ESC lysates were subjected to co-IP assays. A. Cell lysate was immunoprecipated with antibodies against Hsp90β and Hsp90α, and immuno-blotted with Oct4 antibody. Beads only and pre-immune serum were used as control. B. Cell lysate was immunoprecipated with Oct4 antibody, and immuno-blotted with antibodies against Hsp90α and Hsp90β. Beads alone was used as control. C. Cell lysate was immunoprecipated with antibodies against Hsp90α and Hsp90β, and immuno-blotted with Nanog antibody. D. Cell lysate was immunoprecipated with Nanog antibody, and immuno-blotted with antibodies against Hsp90α and Hsp90β. Beads alone was used as control. E. Feeder free ESCcs were treated with 0.2μM MG132 0.5 hour prior to 250nM 17-AAG addition. Another 48 hours later, cell lysates were collected and Western blot analysis performed. Note proteasomal inhibition prevented Oct4 and Nanog protein loss mediated by 17-AAG. MG, 0.2μM MG132 treatment.

Figure 4

Hsp90 inhibition reduced the level of Oct4 mRNA. A. Feeder free mouse ESCs were treated for 48 hours with 17-AAG of concentrations indicated. Total RNA was collected and RT-PCR performed with primers for the mRNA of indicated genes. B. Real time quantitative PCR of Oct4 mRNA using mouse ESCs. C. Real time quantitative PCR of Oct4 mRNA on human ESCs. D. RT-PCR of Oct4 mRNA on floating EBs treated with 17-AAG for 24 hours and 48 hours. E. Densitometry quantification of the Oct4 and Fgf5 bands in D, values shown are normalized to β-actin. N=3.

Figure 5. Dose and time course study of the effect of Hsp90 inhibition on ESC pluripotency factors

A. Feeder free mouse ESCs were treated for 48 hours with 17-AAG of concentrations indicated. Cell lysates were collected and Western blot analysis performed for proteins indicated. Casp3, cleaved (activated) caspase 3. B. Feeder free ESCs were treated with 250 nM 17-AAG for the time period indicated. Cell lysates were subjected to Western blot analysis for proteins as in A.

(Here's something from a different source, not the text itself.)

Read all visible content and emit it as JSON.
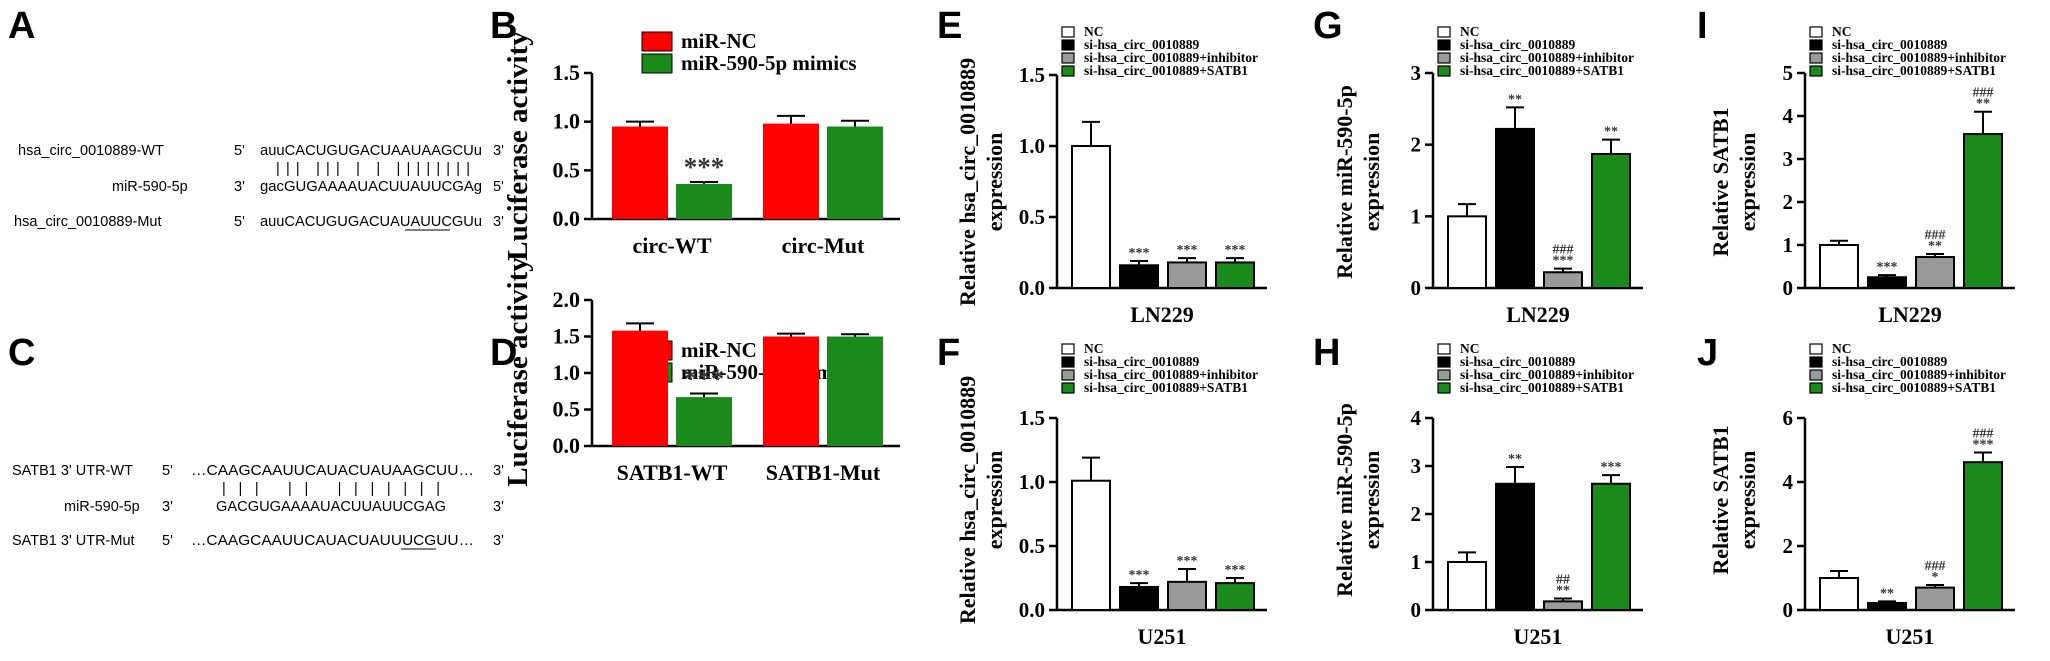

Figure 6. Hsp90 inhibition increases markers for mesoderm differentiation

A. Mouse ESCs were treated with 250nM 17-AAG or vehicle for 48 hours, fixed or collected for immunofluorescence for markers of endoderm (AFP), ectoderm (vimentin), and mesoderm (desmin). Hoe, nuclei staining with Hoechst. Scale bar, 30μm. B. RT-PCR for Desmin and SM-Actin mRNA; C. Real time PCR for Desmin mRNA. D. Western blot analysis for Desmin protein and another mesoderm marker protein T.